Assim eu parto do trem, passando pelo amontoado de pessoas na gigantesca estação. Eles andam de um lado para o outro e imagino que apenas aqui há mais pessoas do que em toda a Holmes Chapel. Consigo um táxi logo na saída e entrego o endereço que Charlotte havia me passado, nós conversamos uma única vez durante um telefonema. Coisa rápida, mas ela me pareceu uma boa pessoa. Encosto a cabeça no banco e quando dou por mim o motorista está tentando me acordar, na última semana eu tenho estado terrivelmente sonolento. Poderia ser efeito da gravidez, talvez.

Pego minha mala no bagageiro e acredito que ambos perdemos a fala ao avistar a grande casa vitoriana, com no mínimo três andares e um jardim imenso com árvores altas e frutíferas por detrás de imponentes portões negros de ferro.
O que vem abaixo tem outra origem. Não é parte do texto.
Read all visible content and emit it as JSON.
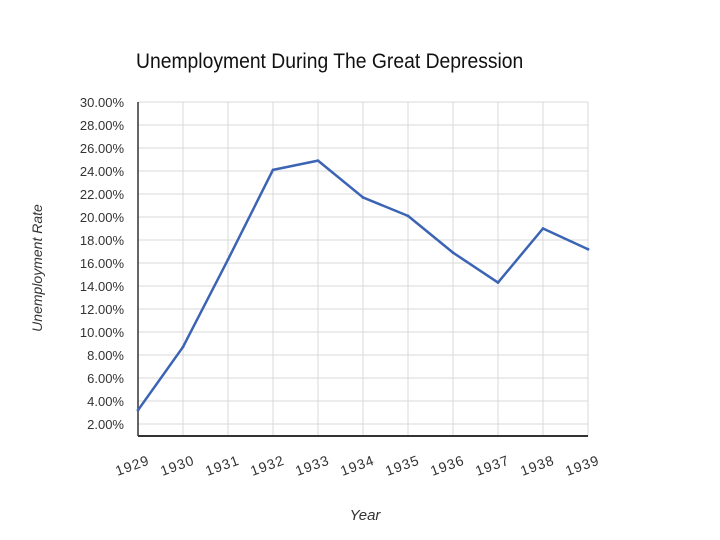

Um rapaz simpático de olhos cor de avelã libera a minha entrada e me acompanha pelo extenso caminho, seu nome é Liam Payne e quase lhe dou um beijo quando ele se oferece para levar minhas malas já que eu não aguento nem o meu peso, imagine um extra.

— Então, Harold...

— Não, é apenas Harry, senhor. — Peço lhe dando um sorriso, animado até demais, mas não é como se eu pudesse evitar a minha empolgação quando estou próximo de um homem atraente.

Ele também sorri, apertando os olhinhos e é tão ridiculamente fofo que fico tentado a arrastá-lo para trás de uma das moitas.

— Certo, Harry e por favor não me chame de senhor, me faz sentir um velho. — Pediu com gentileza, o vento soprando seu topete castanho para o lado e o fazendo cair por sua testa. O terno preto, bem cortado e ajustado ao seu corpo não me deixa ver nada do que eu quero, mas imagino o quão forte e firme ele deve ser por baixo de todo aquele pano — Engraçado que você parece um garotinho, tem mesmo vinte anos?

Não, eu menti e falsifiquei alguns documentos para poder viajar sem meus pais e ter um emprego que tinha como exigência ser maior de idade. Mas não precisava dizer isso a ele.

— Não envelhecer é uma coisa boa. — Digo, dando de ombros — Então, Liam, trabalha aqui há muito tempo?

— Oh, sim. Fui contratado há treze anos quando o Sr. Tomlinson perdeu a visão. Ele não poderia mais fazer muitas coisas que gostava, como dirigir, cavalgar, etc... Além disso, naquela época ele também não andava, nem falava. Foi um milagre ele ter recuperado os movimentos e a fala, esperamos ansiosamente que ele voltasse a ver também. O que não aconteceu até hoje. Bem, o Sr. Tomlinson se vira muito bem sozinho, mas ele ainda é cego e o nosso dever é ajudar naquilo que for preciso.